Wednesday, February 8, 2023

Anak Muda Kembali ke Ladang

Rekomendasi

Trubus.id — Berbagai upaya mengembalikan anak-anak muda Korea Selatan dan dunia menerjuni bidang pertanian. Harap mafhum, krisis petani muda kini mengglobal. Bersenang-senang sambil bertani.

Itulah prinsip Ahn Yoon Jeong, petani organik di Goesan, Korea Selatan. Jadi, meski harus berpanas-panasan dan berkeringat di ladang, petani berusia 28 tahun itu tetap menjalaninya dengan semangat. Ahn Yoo Jeong menjadi petani pada 2019. “Semula saya pindah ke Goesan setelah lulus kuliah untuk menemani kakek dan nenek,” katanya.

Setelah melihat pertanian di Goesan, ia pun tertarik menjadi petani. Sejak itu ia mengikuti pelatihan budidaya pertanian. Mula-mula Ahn Yoo Jeong membudidayakan sayuran dengan sistem konvensional yang menggunakan pupuk anorganik dan pestisida. Namun, sejak 2021 ia beralih ke pertanian organik. Ketekunannya bertani membuahkan hasil yang menggembirakan.

“Lebih dari 95% hasil panen kentang berhasil dikirim ke Heuksarang. Rasanya semua kerja keras terbayar,” kata Ahn Yoo Jeong.

Heuksarang merupakan koperasi petani yang mengoordinir hasil panen petani untuk diolah dan dikemas sebelum dipasarkan. “Jadi, petani bisa fokus dalam budidaya tanpa harus mengkhawatirkan pasar,” kata Presiden Heuksarang, Yoon Young Woo.

Jaminan pasar

Woo menuturkan, Heuksarang memiliki tanggung jawab untuk melatih dan membimbing petani anggotanya, terutama yang baru, agar budidayanya berhasil.

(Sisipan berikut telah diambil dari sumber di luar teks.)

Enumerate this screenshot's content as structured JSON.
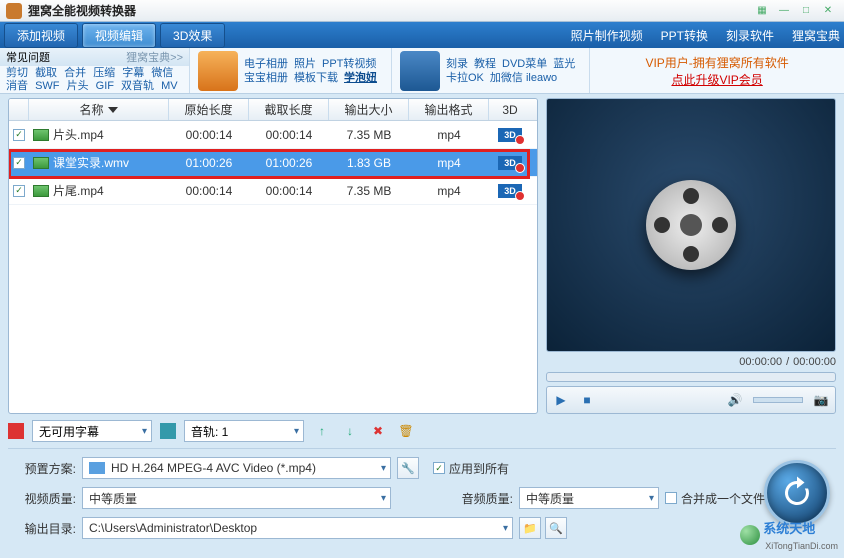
{
  "title": "狸窝全能视频转换器",
  "tabs": {
    "add": "添加视频",
    "edit": "视频编辑",
    "fx": "3D效果"
  },
  "toplinks": {
    "photo": "照片制作视频",
    "ppt": "PPT转换",
    "burn": "刻录软件",
    "guide": "狸窝宝典"
  },
  "faq": {
    "head": "常见问题",
    "headlink": "狸窝宝典>>",
    "items": [
      "剪切",
      "截取",
      "合并",
      "压缩",
      "字幕",
      "微信",
      "消音",
      "SWF",
      "片头",
      "GIF",
      "双音轨",
      "MV"
    ]
  },
  "block1": {
    "row1": [
      "电子相册",
      "照片",
      "PPT转视频"
    ],
    "row2": [
      "宝宝相册",
      "模板下载"
    ],
    "bold": "学泡妞"
  },
  "block2": {
    "row1": [
      "刻录",
      "教程",
      "DVD菜单",
      "蓝光"
    ],
    "row2": [
      "卡拉OK",
      "加微信 ileawo"
    ]
  },
  "vip": {
    "t1": "VIP用户-拥有狸窝所有软件",
    "t2": "点此升级VIP会员"
  },
  "cols": {
    "name": "名称",
    "orig": "原始长度",
    "clip": "截取长度",
    "size": "输出大小",
    "fmt": "输出格式",
    "d3": "3D"
  },
  "rows": [
    {
      "name": "片头.mp4",
      "orig": "00:00:14",
      "clip": "00:00:14",
      "size": "7.35 MB",
      "fmt": "mp4"
    },
    {
      "name": "课堂实录.wmv",
      "orig": "01:00:26",
      "clip": "01:00:26",
      "size": "1.83 GB",
      "fmt": "mp4"
    },
    {
      "name": "片尾.mp4",
      "orig": "00:00:14",
      "clip": "00:00:14",
      "size": "7.35 MB",
      "fmt": "mp4"
    }
  ],
  "subtitle": "无可用字幕",
  "audiotrack_label": "音轨",
  "audiotrack_value": "音轨: 1",
  "time": {
    "cur": "00:00:00",
    "sep": "/",
    "tot": "00:00:00"
  },
  "settings": {
    "preset_l": "预置方案:",
    "preset_v": "HD H.264 MPEG-4 AVC Video (*.mp4)",
    "vq_l": "视频质量:",
    "vq_v": "中等质量",
    "aq_l": "音频质量:",
    "aq_v": "中等质量",
    "out_l": "输出目录:",
    "out_v": "C:\\Users\\Administrator\\Desktop",
    "applyall": "应用到所有",
    "merge": "合并成一个文件"
  },
  "watermark": {
    "name": "系统天地",
    "url": "XiTongTianDi.com"
  }
}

Ahn Yoo Jeong termasuk salah satu petani yang dibimbingnya.

Oleh karena itu, Ahn Yoo Jeong berterima kasih kepada Heuksarang, kakek neneknya, petani tetangga, mahasiswa Universitas Sungkyunkwan, dan pelatih. Ahn Yoon Jeong menuturkan, sulit membudidayakan sayuran di greenhouse dan ladang.

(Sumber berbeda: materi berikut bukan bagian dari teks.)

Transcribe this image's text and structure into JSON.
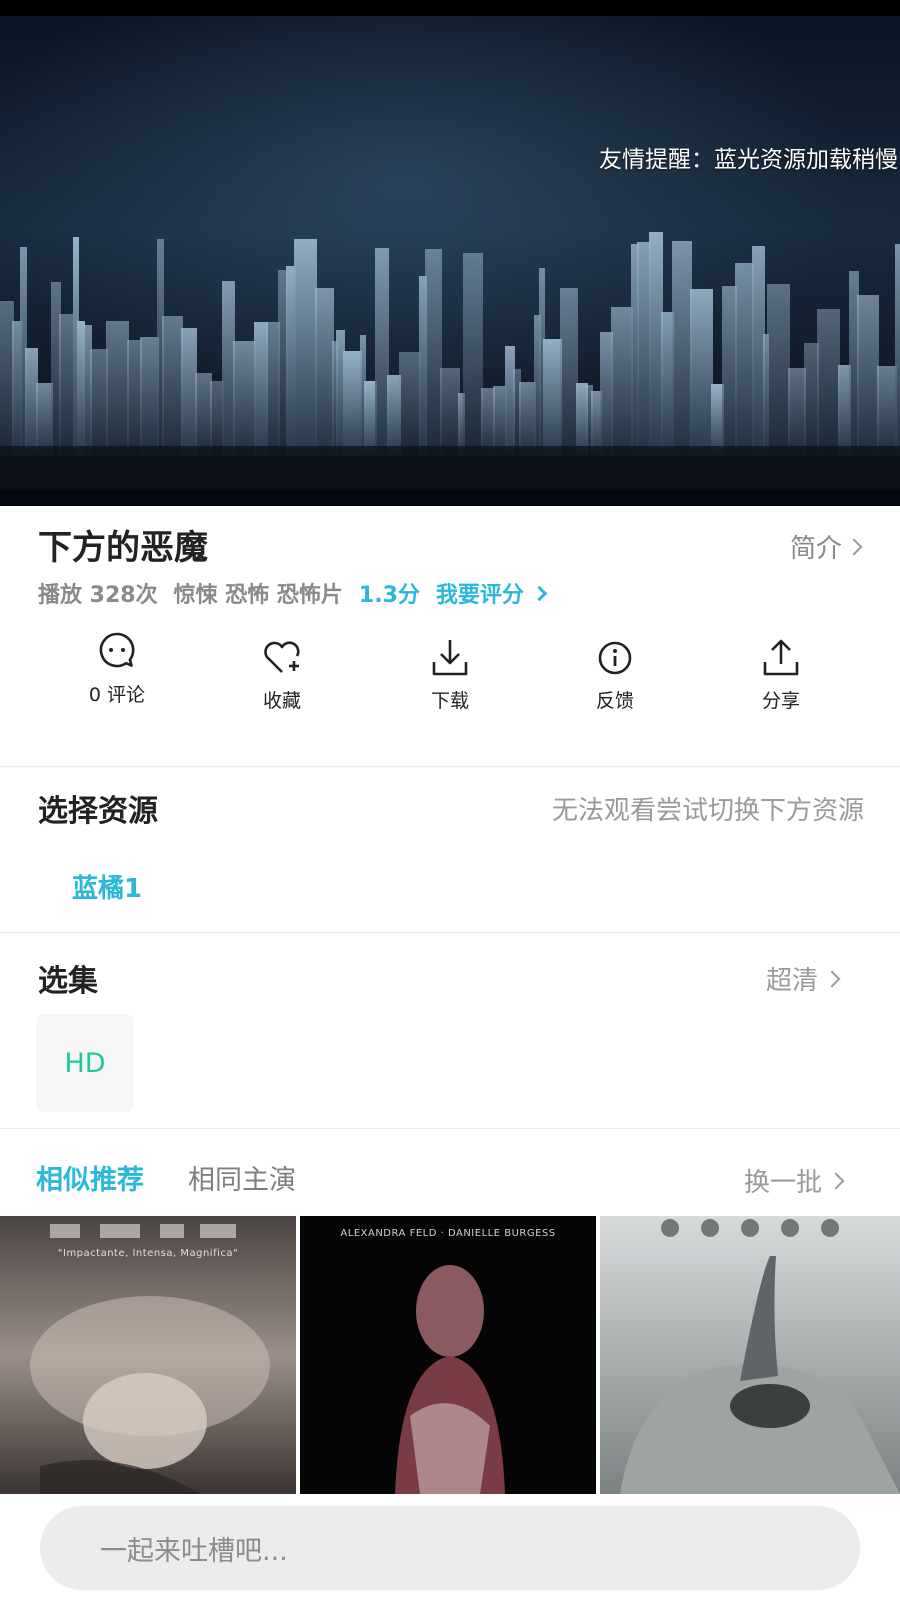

“Musim kemarau panjang, sulit air, dan gulma kerap menjadi kendala dalam budidaya,” katanya.

Namun, semua itu terbayar ketika hasil panen melimpah. Kini ladang kentang bersalin rupa menjadi ladang kedelai. Ahn Yoon Jeong memang menanam beragam sayuran seperti tomat, brokoli, kedelai, dan jagung manis.

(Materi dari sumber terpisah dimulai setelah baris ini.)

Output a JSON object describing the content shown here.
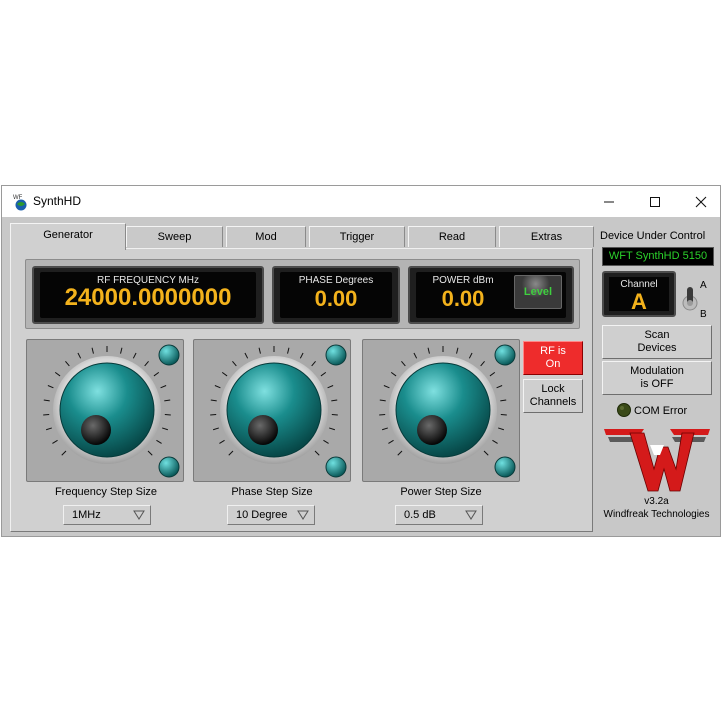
{
  "window": {
    "title": "SynthHD",
    "icon_text": "WF"
  },
  "tabs": [
    {
      "label": "Generator",
      "active": true
    },
    {
      "label": "Sweep",
      "active": false
    },
    {
      "label": "Mod",
      "active": false
    },
    {
      "label": "Trigger",
      "active": false
    },
    {
      "label": "Read",
      "active": false
    },
    {
      "label": "Extras",
      "active": false
    }
  ],
  "displays": {
    "frequency": {
      "label": "RF  FREQUENCY MHz",
      "value": "24000.0000000"
    },
    "phase": {
      "label": "PHASE Degrees",
      "value": "0.00"
    },
    "power": {
      "label": "POWER dBm",
      "value": "0.00",
      "level_button": "Level"
    }
  },
  "knobs": [
    {
      "label": "Frequency Step Size",
      "selected": "1MHz"
    },
    {
      "label": "Phase Step Size",
      "selected": "10 Degree"
    },
    {
      "label": "Power Step Size",
      "selected": "0.5 dB"
    }
  ],
  "buttons": {
    "rf": "RF is\nOn",
    "lock": "Lock\nChannels",
    "scan": "Scan\nDevices",
    "modulation": "Modulation\nis OFF"
  },
  "side": {
    "header": "Device Under Control",
    "device": "WFT SynthHD 5150",
    "channel_label": "Channel",
    "channel_value": "A",
    "switch_a": "A",
    "switch_b": "B",
    "com_status": "COM Error",
    "version": "v3.2a",
    "company": "Windfreak Technologies"
  },
  "colors": {
    "teal": "#1a8d8d",
    "lcd_amber": "#f3b21c",
    "rf_red": "#ee2c2c",
    "status_green": "#2bd12b"
  }
}
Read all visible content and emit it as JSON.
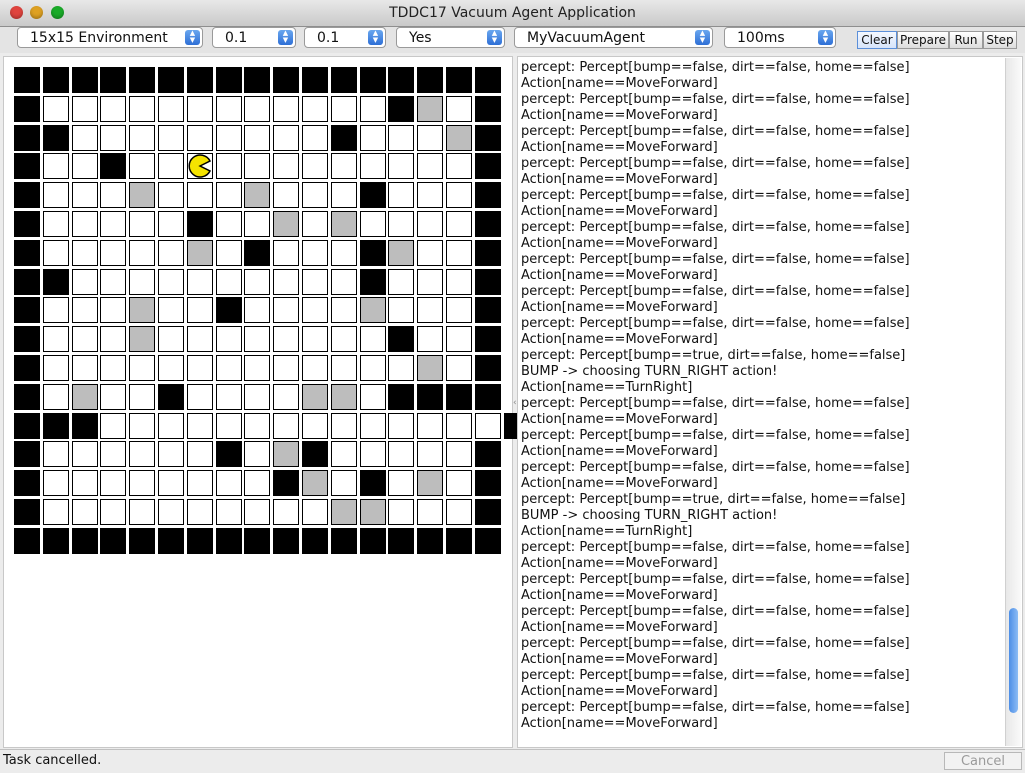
{
  "window": {
    "title": "TDDC17 Vacuum Agent Application"
  },
  "toolbar": {
    "environment": "15x15 Environment",
    "param1": "0.1",
    "param2": "0.1",
    "param3": "Yes",
    "agent": "MyVacuumAgent",
    "delay": "100ms",
    "clear_label": "Clear",
    "prepare_label": "Prepare",
    "run_label": "Run",
    "step_label": "Step"
  },
  "grid": {
    "rows": [
      "WWWWWWWWWWWWWWWWW",
      "W............WDOW",
      "WW.........W...DW",
      "W..W..A.........W",
      "W...D...D...W...W",
      "W.....W..D.D....W",
      "W.....D.W...WD..W",
      "WW..........W...W",
      "W...D..W....D...W",
      "W...D........W..W",
      "W.............D.W",
      "W.D..W....DD.WWWW",
      "WWW..............W",
      "W......W.DW.....W",
      "W........WD.W.D.W",
      "W..........DD...W",
      "WWWWWWWWWWWWWWWWW"
    ],
    "legend": {
      "W": "obstacle",
      "D": "dirt",
      ".": "clean",
      "A": "agent"
    },
    "agent_icon": "pacman-agent-icon"
  },
  "log": {
    "lines": [
      "percept: Percept[bump==false, dirt==false, home==false]",
      "Action[name==MoveForward]",
      "percept: Percept[bump==false, dirt==false, home==false]",
      "Action[name==MoveForward]",
      "percept: Percept[bump==false, dirt==false, home==false]",
      "Action[name==MoveForward]",
      "percept: Percept[bump==false, dirt==false, home==false]",
      "Action[name==MoveForward]",
      "percept: Percept[bump==false, dirt==false, home==false]",
      "Action[name==MoveForward]",
      "percept: Percept[bump==false, dirt==false, home==false]",
      "Action[name==MoveForward]",
      "percept: Percept[bump==false, dirt==false, home==false]",
      "Action[name==MoveForward]",
      "percept: Percept[bump==false, dirt==false, home==false]",
      "Action[name==MoveForward]",
      "percept: Percept[bump==false, dirt==false, home==false]",
      "Action[name==MoveForward]",
      "percept: Percept[bump==true, dirt==false, home==false]",
      "BUMP -> choosing TURN_RIGHT action!",
      "Action[name==TurnRight]",
      "percept: Percept[bump==false, dirt==false, home==false]",
      "Action[name==MoveForward]",
      "percept: Percept[bump==false, dirt==false, home==false]",
      "Action[name==MoveForward]",
      "percept: Percept[bump==false, dirt==false, home==false]",
      "Action[name==MoveForward]",
      "percept: Percept[bump==true, dirt==false, home==false]",
      "BUMP -> choosing TURN_RIGHT action!",
      "Action[name==TurnRight]",
      "percept: Percept[bump==false, dirt==false, home==false]",
      "Action[name==MoveForward]",
      "percept: Percept[bump==false, dirt==false, home==false]",
      "Action[name==MoveForward]",
      "percept: Percept[bump==false, dirt==false, home==false]",
      "Action[name==MoveForward]",
      "percept: Percept[bump==false, dirt==false, home==false]",
      "Action[name==MoveForward]",
      "percept: Percept[bump==false, dirt==false, home==false]",
      "Action[name==MoveForward]",
      "percept: Percept[bump==false, dirt==false, home==false]",
      "Action[name==MoveForward]"
    ]
  },
  "status": {
    "text": "Task cancelled.",
    "cancel_label": "Cancel"
  }
}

Pemilihan komoditas yang ditanam dan waktu tanamnya itu arahan dari Heuksarang berdasarkan permintaan pasar. Keamanan pasar juga menjadi salah satu alasan Kim Jin Min membudidayakan sayuran organik pada 2015. Petani berusia 30 tahun itu menanam tomat, brokoli, kubis, dan jagung. Komoditas yang ditanam pun sesuai dengan permintaan Heuksarang.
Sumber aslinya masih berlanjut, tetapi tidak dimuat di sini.